Eso es lo que hacían en Investigaciones Especiales. Era el equipo especialmente nombrado por el alcalde de Chicago para investigar todos los «crímenes inusuales» que ocurrían en la ciudad. La opinión pública, la Iglesia y los políticos desaprobaban cualquier referencia a la magia, a lo sobrenatural, a los vampiros o a los magos; pero las criaturas del mundo espiritual seguían acechando: trolls asaltantes, hadas que secuestraban niños, fantasmas, espectros y hombres del saco de todo tipo. Seguían aterrorizando e hiriendo a las personas, y los datos que había reunido indicaban que las cosas estaban empeorando. Alguien tenía que intentar detenerlo. En Chicago y en cualquier sitio del área metropolitana, esa persona era Karrin Murphy y su equipo de IE. Había durado en el cargo más que ninguno de sus muchos predecesores porque estaba abierta a la idea de una realidad distinta. Porque usaba los servicios del único mago del país en activo.
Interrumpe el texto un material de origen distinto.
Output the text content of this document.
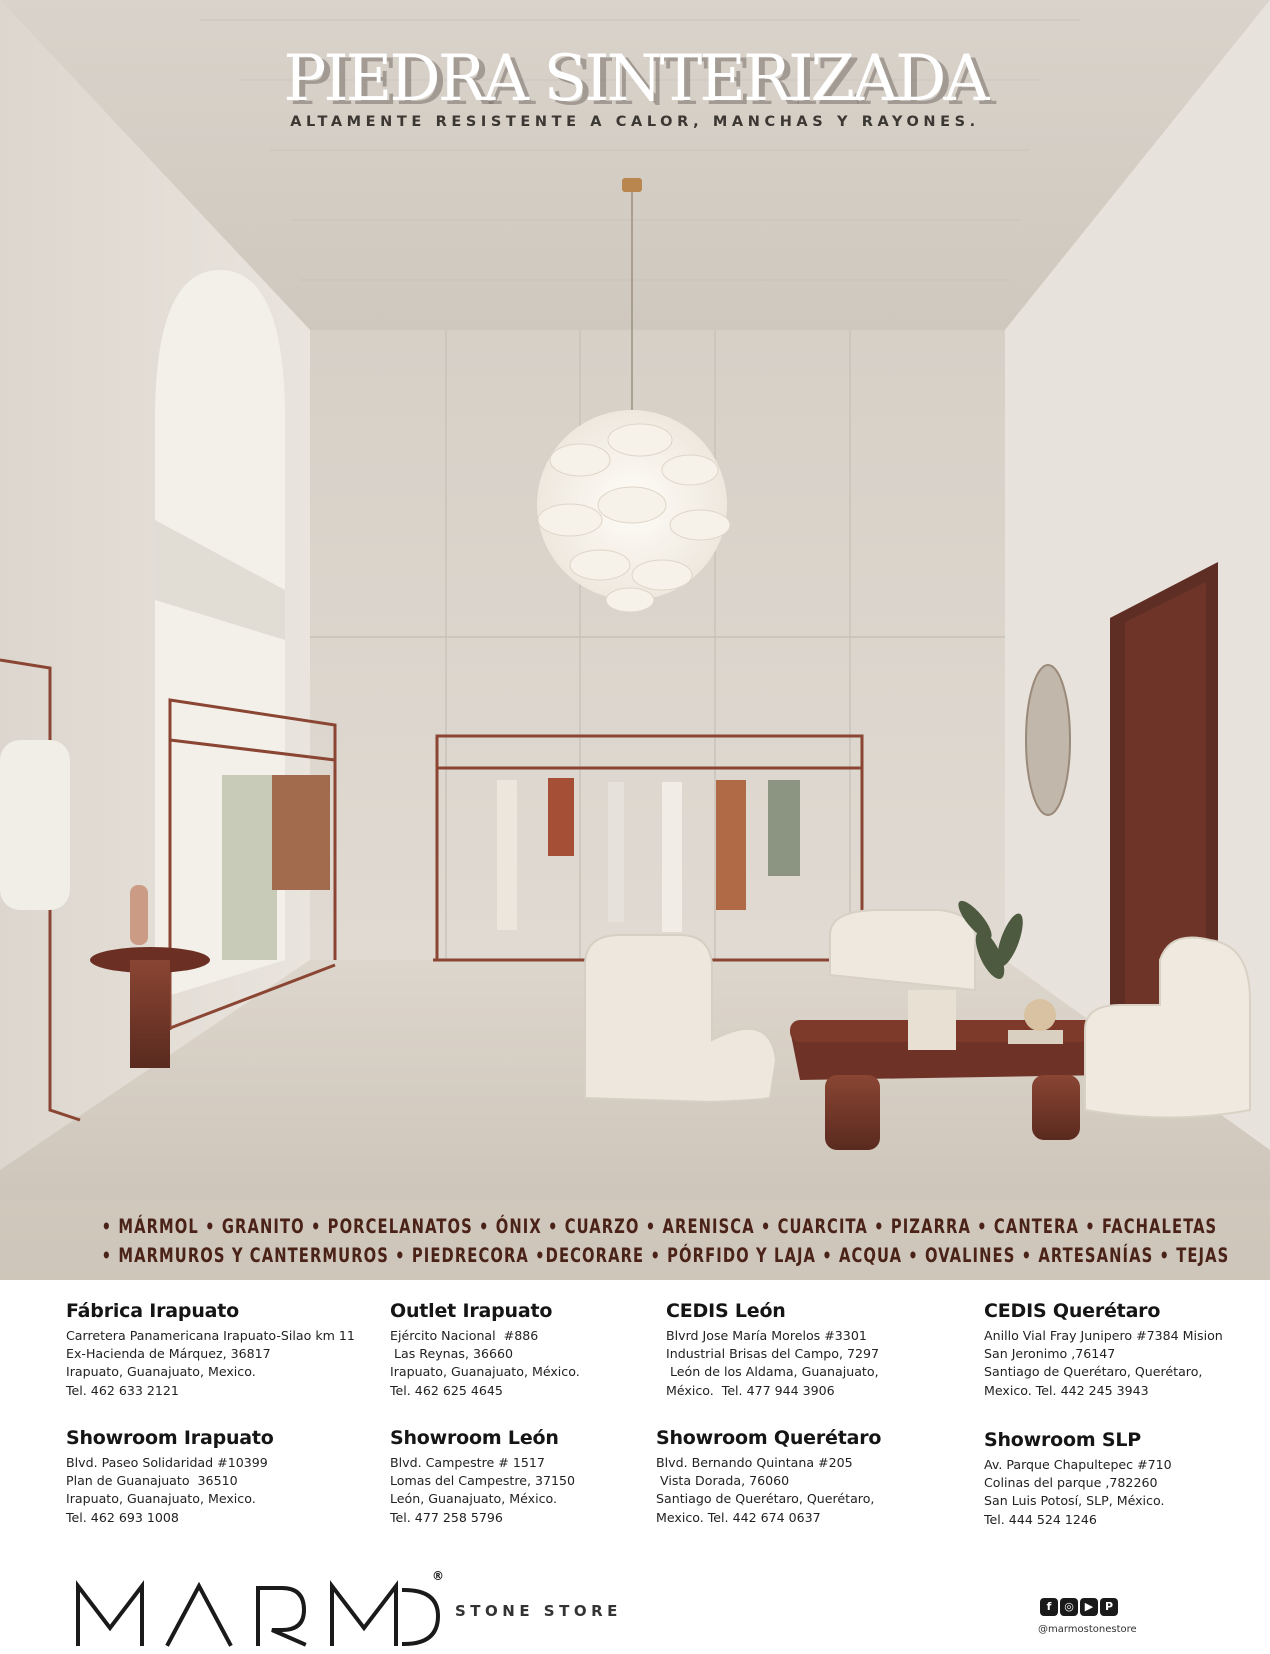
PIEDRA SINTERIZADA
ALTAMENTE RESISTENTE A CALOR, MANCHAS Y RAYONES.
• MÁRMOL • GRANITO • PORCELANATOS • ÓNIX • CUARZO • ARENISCA • CUARCITA • PIZARRA • CANTERA • FACHALETAS
• MARMUROS Y CANTERMUROS • PIEDRECORA •DECORARE • PÓRFIDO Y LAJA • ACQUA • OVALINES • ARTESANÍAS • TEJAS
Fábrica Irapuato

Carretera Panamericana Irapuato-Silao km 11
Ex-Hacienda de Márquez, 36817
Irapuato, Guanajuato, Mexico.
Tel. 462 633 2121

Outlet Irapuato

Ejército Nacional  #886
Las Reynas, 36660
Irapuato, Guanajuato, México.
Tel. 462 625 4645

CEDIS León

Blvrd Jose María Morelos #3301
Industrial Brisas del Campo, 7297
León de los Aldama, Guanajuato,
México.  Tel. 477 944 3906

CEDIS Querétaro

Anillo Vial Fray Junipero #7384 Mision
San Jeronimo ,76147
Santiago de Querétaro, Querétaro,
Mexico. Tel. 442 245 3943

Showroom Irapuato

Blvd. Paseo Solidaridad #10399
Plan de Guanajuato  36510
Irapuato, Guanajuato, Mexico.
Tel. 462 693 1008

Showroom León

Blvd. Campestre # 1517
Lomas del Campestre, 37150
León, Guanajuato, México.
Tel. 477 258 5796

Showroom Querétaro

Blvd. Bernando Quintana #205
Vista Dorada, 76060
Santiago de Querétaro, Querétaro,
Mexico. Tel. 442 674 0637

Showroom SLP

Av. Parque Chapultepec #710
Colinas del parque ,782260
San Luis Potosí, SLP, México.
Tel. 444 524 1246

®
STONE STORE	f	◎ ▶	P
@marmostonestore
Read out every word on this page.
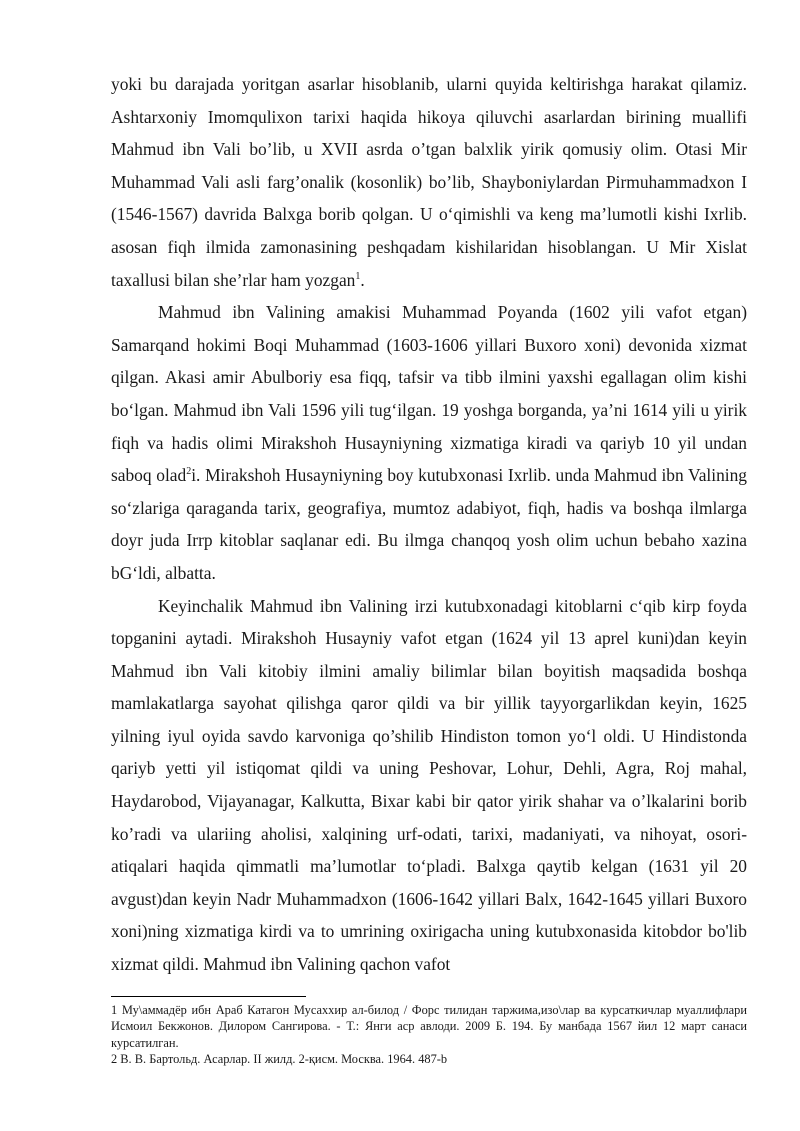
yoki bu darajada yoritgan asarlar hisoblanib, ularni quyida keltirishga harakat qilamiz. Ashtarxoniy Imomqulixon tarixi haqida hikoya qiluvchi asarlardan birining muallifi Mahmud ibn Vali bo’lib, u XVII asrda o’tgan balxlik yirik qomusiy olim. Otasi Mir Muhammad Vali asli farg’onalik (kosonlik) bo’lib, Shayboniylardan Pirmuhammadxon I (1546-1567) davrida Balxga borib qolgan. U o‘qimishli va keng ma’lumotli kishi Ixrlib. asosan fiqh ilmida zamonasining peshqadam kishilaridan hisoblangan. U Mir Xislat taxallusi bilan she’rlar ham yozgan$^1$.

Mahmud ibn Valining amakisi Muhammad Poyanda (1602 yili vafot etgan) Samarqand hokimi Boqi Muhammad (1603-1606 yillari Buxoro xoni) devonida xizmat qilgan. Akasi amir Abulboriy esa fiqq, tafsir va tibb ilmini yaxshi egallagan olim kishi bo‘lgan. Mahmud ibn Vali 1596 yili tug‘ilgan. 19 yoshga borganda, ya’ni 1614 yili u yirik fiqh va hadis olimi Mirakshoh Husayniyning xizmatiga kiradi va qariyb 10 yil undan saboq olad$^2$i. Mirakshoh Husayniyning boy kutubxonasi Ixrlib. unda Mahmud ibn Valining so‘zlariga qaraganda tarix, geografiya, mumtoz adabiyot, fiqh, hadis va boshqa ilmlarga doyr juda Irrp kitoblar saqlanar edi. Bu ilmga chanqoq yosh olim uchun bebaho xazina bG‘ldi, albatta.

Keyinchalik Mahmud ibn Valining irzi kutubxonadagi kitoblarni c‘qib kirp foyda topganini aytadi. Mirakshoh Husayniy vafot etgan (1624 yil 13 aprel kuni)dan keyin Mahmud ibn Vali kitobiy ilmini amaliy bilimlar bilan boyitish maqsadida boshqa mamlakatlarga sayohat qilishga qaror qildi va bir yillik tayyorgarlikdan keyin, 1625 yilning iyul oyida savdo karvoniga qo’shilib Hindiston tomon yo‘l oldi. U Hindistonda qariyb yetti yil istiqomat qildi va uning Peshovar, Lohur, Dehli, Agra, Roj mahal, Haydarobod, Vijayanagar, Kalkutta, Bixar kabi bir qator yirik shahar va o’lkalarini borib ko’radi va ulariing aholisi, xalqining urf-odati, tarixi, madaniyati, va nihoyat, osori-atiqalari haqida qimmatli ma’lumotlar to‘pladi. Balxga qaytib kelgan (1631 yil 20 avgust)dan keyin Nadr Muhammadxon (1606-1642 yillari Balx, 1642-1645 yillari Buxoro xoni)ning xizmatiga kirdi va to umrining oxirigacha uning kutubxonasida kitobdor bo'lib xizmat qildi. Mahmud ibn Valining qachon vafot

1 Му\аммадёр ибн Араб Катагон Мусаххир ал-билод / Форс тилидан таржима,изо\лар ва курсаткичлар муаллифлари Исмоил Бекжонов. Дилором Сангирова. - Т.: Янги аср авлоди. 2009 Б. 194. Бу манбада 1567 йил 12 март санаси курсатилган.

2 В. В. Бартольд. Асарлар. II жилд. 2-қисм. Москва. 1964. 487-b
No sabía qué decir, así que mi boca empezó a hablar sola.

—Lo siento, Karrin.

Guardamos silencio durante mucho, mucho rato.

Tembló ligeramente y, por fin, sacudió la cabeza.

—De acuerdo, pero si te meto en esto, Harry, quiero que me des tu palabra. Esta vez no quiero secretos. Ni para protegerme ni para nada.

Miró por la ventana, sus rasgos se suavizaron a la luz de la luna y de las distantes farolas.

—Murphy —dije— no puedo prometértelo. ¿Cómo puedes pedirme que…?

La rabia iluminó su rostro y me agarró la mano. Le hizo algo a uno de mis dedos y el dolor me subió por el brazo; sacudí la mano en un acto reflejo, soltando las llaves. Las cogió y las puso en el contacto.

Me estremecí y sacudí mis doloridos dedos durante un momento. Después le cubrí la mano con la mía.

—Vale —dije—. De acuerdo. Te lo prometo. No más secretos.

Me miró a los ojos un instante y después apartó la vista. Arrancó el coche y salió del aparcamiento.

—Vale, te lo contaré. Te lo contaré porque necesito toda la ayuda que puedas darme. Porque si no atrapamos a esa cosa, a ese hombre lobo, este mes vamos a tener otro montón de cadáveres en nuestras manos. Y porque —suspiró— si no lo hacemos, voy a perder mi empleo. Y seguramente tú acabarás en prisión.